Research suggests that taking care of your teeth may be a good way to take care of your joints. People with rheumatoid arthritis (RA) may be up to four times more likely to have gum disease than people without this autoimmune disease. What’s more, gum disease is often more severe in people with RA. There is a growing body of evidence linking oral health to systemic diseases including RA. Rheumatoid arthritis sufferers have immune systems which misfire against their own joints and tissues, causing inflammation, joint damage, and pain.
Recent research published in the Journal of Clinical Periodontology has revealed that gum disease (an infection which erodes the bone that supports teeth) can create changes in the body that increase susceptibility to rheumatoid arthritis. The study was carried out in the University of Glasgow by scientist David Lappin and his colleagues. “Periodontitis (gum disease) may impact on rheumatoid arthritis initiation and progression. Understanding such a relationship will be crucial to improving preventative and therapeutic strategies for both diseases independently and in combination. This could be an important discovery, given that gum disease is an extremely common ailment that is estimated to affect around ten to 15 per cent of the world’s population” Mr Lappin said.
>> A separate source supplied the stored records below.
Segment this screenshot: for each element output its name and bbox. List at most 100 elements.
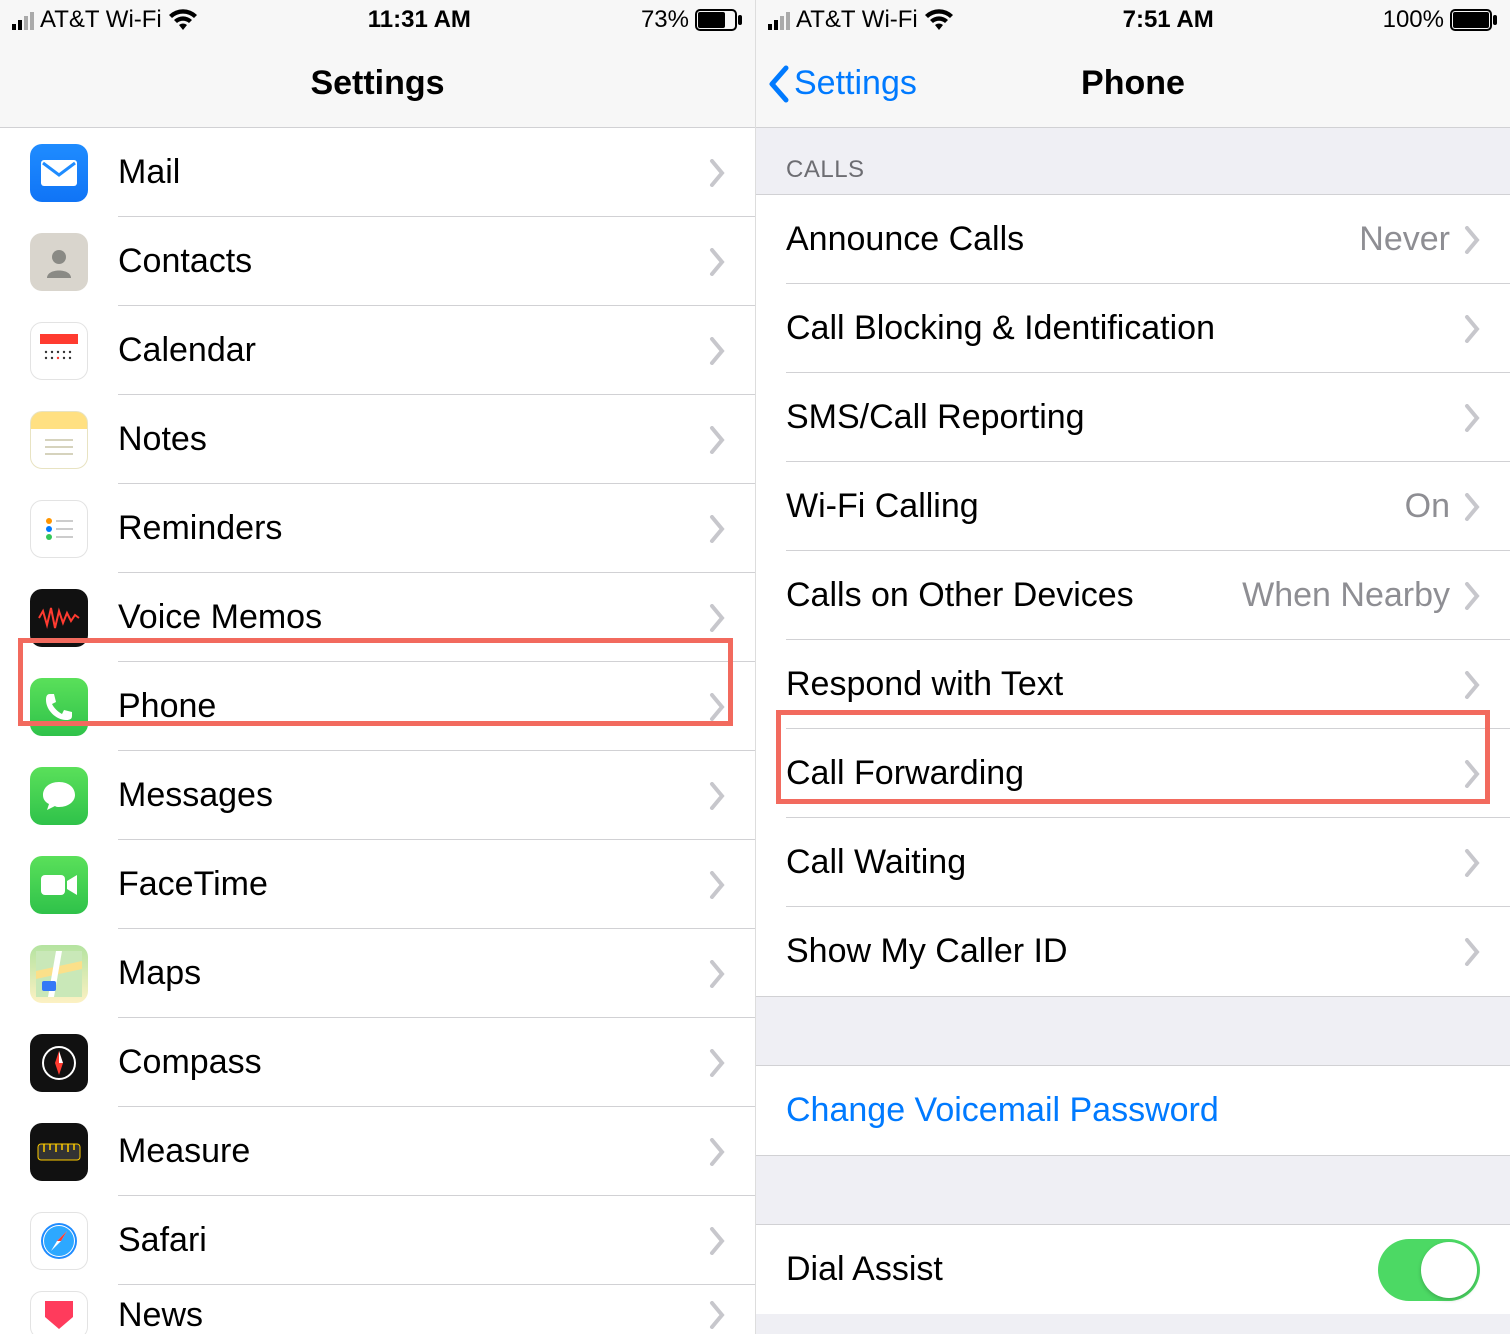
row-label: Notes — [118, 420, 207, 459]
chevron-right-icon — [1464, 404, 1480, 432]
chevron-right-icon — [1464, 493, 1480, 521]
signal-icon — [768, 10, 790, 30]
reminders-icon — [30, 500, 88, 558]
news-icon — [30, 1291, 88, 1334]
chevron-right-icon — [709, 515, 725, 543]
chevron-right-icon — [709, 960, 725, 988]
settings-row-notes[interactable]: Notes — [0, 395, 755, 484]
row-sms-call-reporting[interactable]: SMS/Call Reporting — [756, 373, 1510, 462]
row-label: Respond with Text — [786, 665, 1063, 704]
settings-row-phone[interactable]: Phone — [0, 662, 755, 751]
settings-row-news[interactable]: News — [0, 1285, 755, 1334]
settings-row-voice-memos[interactable]: Voice Memos — [0, 573, 755, 662]
back-label: Settings — [794, 64, 917, 103]
row-label: Compass — [118, 1043, 262, 1082]
status-left: AT&T Wi-Fi — [12, 6, 198, 34]
maps-icon — [30, 945, 88, 1003]
chevron-right-icon — [709, 1049, 725, 1077]
battery-label: 100% — [1383, 6, 1444, 34]
safari-icon — [30, 1212, 88, 1270]
row-label: Calls on Other Devices — [786, 576, 1134, 615]
settings-row-facetime[interactable]: FaceTime — [0, 840, 755, 929]
row-dial-assist[interactable]: Dial Assist — [756, 1225, 1510, 1314]
settings-row-contacts[interactable]: Contacts — [0, 217, 755, 306]
row-label: Reminders — [118, 509, 282, 548]
chevron-right-icon — [709, 782, 725, 810]
wifi-icon — [168, 9, 198, 31]
row-wifi-calling[interactable]: Wi-Fi Calling On — [756, 462, 1510, 551]
compass-icon — [30, 1034, 88, 1092]
row-show-my-caller-id[interactable]: Show My Caller ID — [756, 907, 1510, 996]
settings-row-safari[interactable]: Safari — [0, 1196, 755, 1285]
settings-row-calendar[interactable]: Calendar — [0, 306, 755, 395]
row-value: When Nearby — [1242, 576, 1450, 615]
chevron-right-icon — [709, 1301, 725, 1329]
page-title: Phone — [1081, 64, 1185, 103]
chevron-right-icon — [709, 426, 725, 454]
row-label: SMS/Call Reporting — [786, 398, 1085, 437]
row-call-waiting[interactable]: Call Waiting — [756, 818, 1510, 907]
phone-settings-list[interactable]: CALLS Announce Calls Never Call Blocking… — [756, 128, 1510, 1334]
row-label: Dial Assist — [786, 1250, 943, 1289]
signal-icon — [12, 10, 34, 30]
row-label: Announce Calls — [786, 220, 1024, 259]
screen-phone-settings: AT&T Wi-Fi 7:51 AM 100% Settings Phone C… — [755, 0, 1510, 1334]
mail-icon — [30, 144, 88, 202]
chevron-right-icon — [709, 159, 725, 187]
row-change-voicemail-password[interactable]: Change Voicemail Password — [756, 1066, 1510, 1155]
row-label: Phone — [118, 687, 216, 726]
chevron-right-icon — [709, 337, 725, 365]
chevron-right-icon — [1464, 938, 1480, 966]
status-bar: AT&T Wi-Fi 7:51 AM 100% — [756, 0, 1510, 40]
status-right: 100% — [1383, 6, 1498, 34]
chevron-right-icon — [1464, 760, 1480, 788]
settings-row-maps[interactable]: Maps — [0, 929, 755, 1018]
row-calls-other-devices[interactable]: Calls on Other Devices When Nearby — [756, 551, 1510, 640]
row-label: Calendar — [118, 331, 256, 370]
phone-icon — [30, 678, 88, 736]
facetime-icon — [30, 856, 88, 914]
settings-row-mail[interactable]: Mail — [0, 128, 755, 217]
wifi-icon — [924, 9, 954, 31]
status-right: 73% — [641, 6, 743, 34]
settings-row-messages[interactable]: Messages — [0, 751, 755, 840]
chevron-right-icon — [1464, 671, 1480, 699]
settings-row-compass[interactable]: Compass — [0, 1018, 755, 1107]
row-label: FaceTime — [118, 865, 268, 904]
row-label: Call Waiting — [786, 843, 966, 882]
status-left: AT&T Wi-Fi — [768, 6, 954, 34]
settings-list[interactable]: Mail Contacts Calendar Not — [0, 128, 755, 1334]
row-value: Never — [1359, 220, 1450, 259]
row-announce-calls[interactable]: Announce Calls Never — [756, 195, 1510, 284]
settings-row-measure[interactable]: Measure — [0, 1107, 755, 1196]
screen-settings: AT&T Wi-Fi 11:31 AM 73% Settings Mail — [0, 0, 755, 1334]
dial-assist-switch[interactable] — [1378, 1239, 1480, 1301]
chevron-right-icon — [1464, 226, 1480, 254]
settings-row-reminders[interactable]: Reminders — [0, 484, 755, 573]
battery-icon — [1450, 9, 1498, 31]
carrier-label: AT&T Wi-Fi — [40, 6, 162, 34]
chevron-right-icon — [709, 604, 725, 632]
messages-icon — [30, 767, 88, 825]
row-label: Safari — [118, 1221, 207, 1260]
contacts-icon — [30, 233, 88, 291]
chevron-left-icon — [766, 64, 792, 104]
row-label: Change Voicemail Password — [786, 1091, 1219, 1130]
row-respond-with-text[interactable]: Respond with Text — [756, 640, 1510, 729]
clock-label: 7:51 AM — [1123, 6, 1214, 34]
chevron-right-icon — [709, 248, 725, 276]
row-call-blocking[interactable]: Call Blocking & Identification — [756, 284, 1510, 373]
group-separator — [756, 1155, 1510, 1225]
group-separator — [756, 996, 1510, 1066]
chevron-right-icon — [709, 1138, 725, 1166]
chevron-right-icon — [709, 871, 725, 899]
row-call-forwarding[interactable]: Call Forwarding — [756, 729, 1510, 818]
row-label: Show My Caller ID — [786, 932, 1068, 971]
section-header-calls: CALLS — [756, 128, 1510, 195]
back-button[interactable]: Settings — [766, 40, 917, 127]
measure-icon — [30, 1123, 88, 1181]
calendar-icon — [30, 322, 88, 380]
chevron-right-icon — [709, 1227, 725, 1255]
nav-header: Settings Phone — [756, 40, 1510, 128]
voice-memos-icon — [30, 589, 88, 647]
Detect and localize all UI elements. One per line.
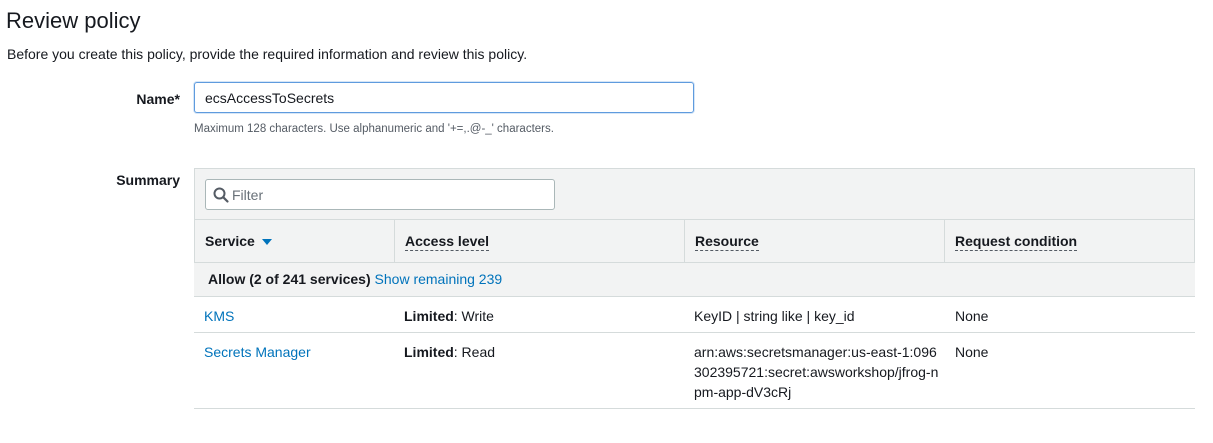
search-icon — [213, 187, 229, 203]
sort-descending-icon[interactable] — [261, 239, 272, 246]
allow-group-label: Allow (2 of 241 services) — [208, 271, 371, 287]
access-level-prefix: Limited — [404, 308, 454, 324]
column-header-request-condition[interactable]: Request condition — [945, 220, 1194, 263]
column-header-service-label: Service — [205, 233, 255, 249]
name-label: Name* — [136, 91, 180, 107]
allow-group-row: Allow (2 of 241 services) Show remaining… — [194, 263, 1195, 297]
show-remaining-link[interactable]: Show remaining 239 — [375, 271, 503, 287]
condition-cell: None — [955, 308, 989, 324]
condition-cell: None — [955, 344, 989, 360]
column-header-resource-label: Resource — [695, 233, 759, 251]
service-link-kms[interactable]: KMS — [204, 306, 234, 326]
policy-name-input[interactable] — [194, 82, 694, 113]
page-description: Before you create this policy, provide t… — [7, 46, 528, 62]
table-row: Secrets Manager Limited: Read arn:aws:se… — [194, 333, 1195, 409]
filter-input[interactable] — [232, 184, 542, 206]
access-level-value: : Write — [453, 308, 494, 324]
name-hint: Maximum 128 characters. Use alphanumeric… — [194, 123, 554, 135]
column-header-service[interactable]: Service — [195, 220, 395, 263]
column-header-access-level-label: Access level — [405, 233, 490, 251]
access-level-prefix: Limited — [404, 344, 454, 360]
filter-box[interactable] — [205, 179, 555, 210]
table-header-row: Service Access level Resource Request co… — [195, 219, 1194, 263]
service-link-secrets-manager[interactable]: Secrets Manager — [204, 342, 311, 362]
column-header-request-condition-label: Request condition — [955, 233, 1078, 251]
column-header-resource[interactable]: Resource — [685, 220, 945, 263]
summary-table-header: Service Access level Resource Request co… — [194, 168, 1195, 263]
access-level-cell: Limited: Write — [404, 306, 494, 326]
access-level-cell: Limited: Read — [404, 342, 495, 362]
resource-cell: arn:aws:secretsmanager:us-east-1:0963023… — [694, 344, 939, 400]
summary-label: Summary — [116, 172, 180, 188]
column-header-access-level[interactable]: Access level — [395, 220, 685, 263]
table-row: KMS Limited: Write KeyID | string like |… — [194, 297, 1195, 333]
resource-cell: KeyID | string like | key_id — [694, 308, 855, 324]
access-level-value: : Read — [453, 344, 496, 360]
page-title: Review policy — [6, 8, 141, 33]
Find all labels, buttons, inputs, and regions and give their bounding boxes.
Is it the stiff painful hands that make tooth cleaning more difficult or the RA medications that suppress the immune system making it harder to fight harmful bacteria, which links these two diseases together? Well researchers found that reduced oral hygiene and drugs alone did not explain the increased risk. About a decade ago scientists began to understand that one of the early markers of RA is the development of antibodies to citrullinated peptides. Mouth bacterias have been found to induce the process that causes these antibodies to be produced. The presence of these antibodies is associated with more severe RA. So it seems likely that reducing gum disease could help with arthritis management. If you have RA, the message is to take care of your teeth. Schedule regular dental exams, eat healthfully, brush and floss and, if you have trouble taking care of your teeth due to stiff, painful hands, speak to your dentist or occupational therapist about ways to make dental care easier, including using specially designed devices.